My teaching this semester is driving me nuts, but not because of the content or amount. I am in the midst of teaching two courses and the material overlaps significantly. Despite this, the classes could not be any more different.
Size: ~60 students
Meets: 50 mins, M/W/F around noon.
Size: ~30 students
Meets: 75 mins, T/R morning (college morning, not real morning)
For Class 1 I am teaching the portion of a broader class that specifically relates to my more specific Class 2. As such, a large amount of the early material for both classes is similar. Both courses are upper-level courses populated by a similar level of students. I therefore assumed that the two classes would react to the material is roughly the same way, but I could not have been more wrong.
Class 1, despite being the larger of the two, is actively engaged and I rarely have to wait for a response to the questions I often pose during the lectures. Looking around the room I typically see the vast majority of students either taking notes or looking back at me, at least doing a decent job of appearing to be paying attention. The students ask good questions and seem interested in the material.
Class 2 is like teaching the undead. Same material, same questions, same (probably bad) jokes and only the sound of crickets to greet my pauses after a question for the class. When I look around the room I see as many tuned out blank stares as I do students paying attention. WTF is going on? The only real differences are the time of the class, the length they are sitting there, size of the class and the room, otherwise we are covering roughly the same stuff.

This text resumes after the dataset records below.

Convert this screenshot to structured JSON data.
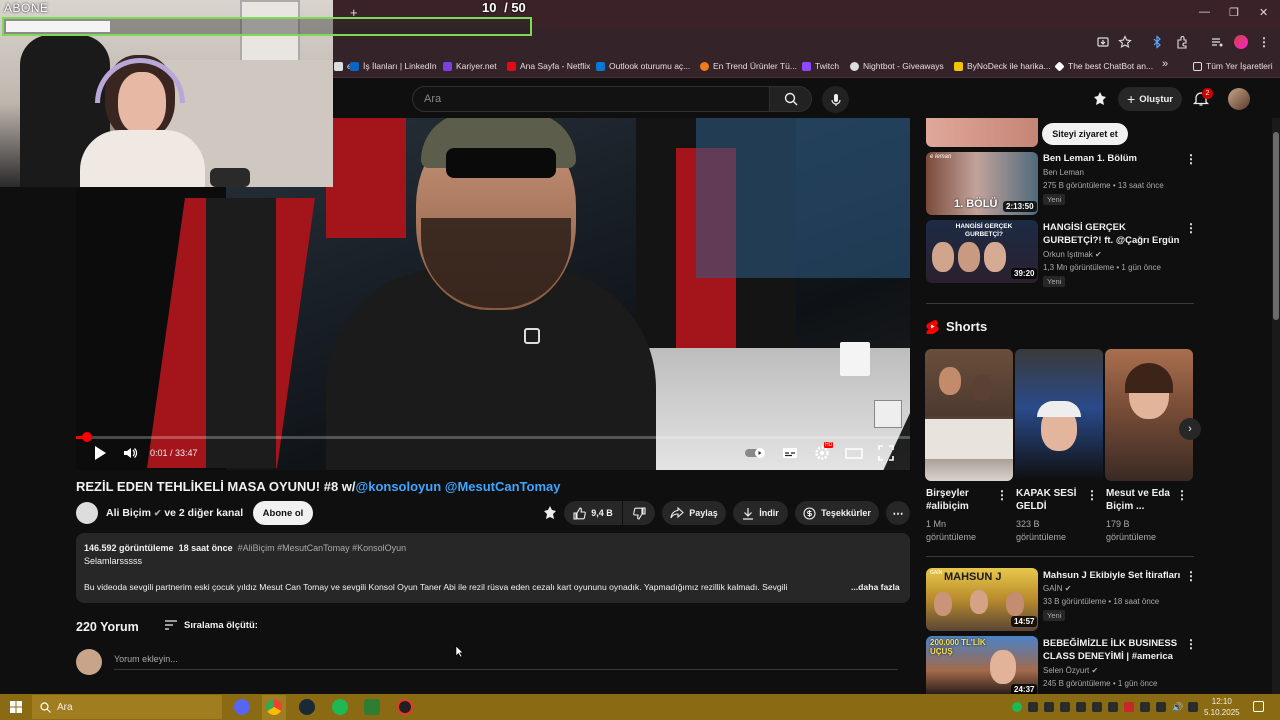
{
  "browser": {
    "bookmarks": [
      {
        "label": "İş İlanları | LinkedIn",
        "color": "#0a66c2"
      },
      {
        "label": "Kariyer.net",
        "color": "#7b3fe4"
      },
      {
        "label": "Ana Sayfa - Netflix",
        "color": "#e50914"
      },
      {
        "label": "Outlook oturumu aç...",
        "color": "#0078d4"
      },
      {
        "label": "En Trend Ürünler Tü...",
        "color": "#f27a1a"
      },
      {
        "label": "Twitch",
        "color": "#9146ff"
      },
      {
        "label": "Nightbot - Giveaways",
        "color": "#dddddd"
      },
      {
        "label": "ByNoDeck ile harika...",
        "color": "#f5c400"
      },
      {
        "label": "The best ChatBot an...",
        "color": "#ffffff"
      }
    ],
    "bookmarks_more": "»",
    "all_bookmarks": "Tüm Yer İşaretleri",
    "new_tab": "+"
  },
  "stream_overlay": {
    "goal_label": "ABONE",
    "goal_current": "10",
    "goal_target": "/ 50",
    "goal_fraction": 0.2
  },
  "header": {
    "search_placeholder": "Ara",
    "create_label": "Oluştur",
    "notifications_count": "2"
  },
  "player": {
    "time": "0:01 / 33:47",
    "progress_fraction": 0.0005
  },
  "video": {
    "title": "REZİL EDEN TEHLİKELİ MASA OYUNU! #8 w/",
    "title_mentions": "@konsoloyun @MesutCanTomay",
    "channel": "Ali Biçim",
    "channel_suffix": "ve 2 diğer kanal",
    "subscribe_label": "Abone ol",
    "likes": "9,4 B",
    "share_label": "Paylaş",
    "download_label": "İndir",
    "thanks_label": "Teşekkürler",
    "more_label": "⋯"
  },
  "description": {
    "views": "146.592 görüntüleme",
    "age": "18 saat önce",
    "tags": "#AliBiçim #MesutCanTomay #KonsolOyun",
    "line1": "Selamlarsssss",
    "line2": "Bu videoda sevgili partnerim eski çocuk yıldız Mesut Can Tomay ve sevgili Konsol Oyun Taner Abi ile rezil rüsva eden cezalı kart oyununu oynadık. Yapmadığımız rezillik kalmadı. Sevgili",
    "more": "...daha fazla"
  },
  "comments": {
    "count": "220 Yorum",
    "sort_label": "Sıralama ölçütü:",
    "input_placeholder": "Yorum ekleyin..."
  },
  "sidebar": {
    "visit_site": "Siteyi ziyaret et",
    "recs_top": [
      {
        "title": "Ben Leman 1. Bölüm",
        "channel": "Ben Leman",
        "meta": "275 B görüntüleme • 13 saat önce",
        "badge": "Yeni",
        "duration": "2:13:50",
        "thumb_text": "1. BÖLÜ"
      },
      {
        "title": "HANGİSİ GERÇEK GURBETÇİ?! ft. @Çağrı Ergün",
        "channel": "Orkun Işıtmak",
        "meta": "1,3 Mn görüntüleme • 1 gün önce",
        "badge": "Yeni",
        "duration": "39:20",
        "thumb_text": "HANGİSİ GERÇEK GURBETÇİ?"
      }
    ],
    "shorts_label": "Shorts",
    "shorts": [
      {
        "title": "Birşeyler #alibiçim",
        "views": "1 Mn görüntüleme"
      },
      {
        "title": "KAPAK SESİ GELDİ",
        "views": "323 B görüntüleme"
      },
      {
        "title": "Mesut ve Eda Biçim ...",
        "views": "179 B görüntüleme"
      }
    ],
    "recs_bottom": [
      {
        "title": "Mahsun J Ekibiyle Set İtirafları",
        "channel": "GAİN",
        "meta": "33 B görüntüleme • 18 saat önce",
        "badge": "Yeni",
        "duration": "14:57",
        "thumb_text": "MAHSUN J"
      },
      {
        "title": "BEBEĞİMİZLE İLK BUSINESS CLASS DENEYİMİ | #america",
        "channel": "Selen Özyurt",
        "meta": "245 B görüntüleme • 1 gün önce",
        "badge": "",
        "duration": "24:37",
        "thumb_text": "200.000 TL'LİK UÇUŞ"
      }
    ]
  },
  "taskbar": {
    "search_placeholder": "Ara",
    "time": "12:10",
    "date": "5.10.2025"
  }
}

The difference between the two is as perplexing as it is maddening. If I were not dealing with Class 1 I would be concerned that my teaching style is completely wrong for this stuff, but I now have an experiment suggesting that is not the case. My best guess is that the length of T/R classes puts students in a mindset to be less engaged, but I could be completely wrong. I would be curious if others have experienced something similar.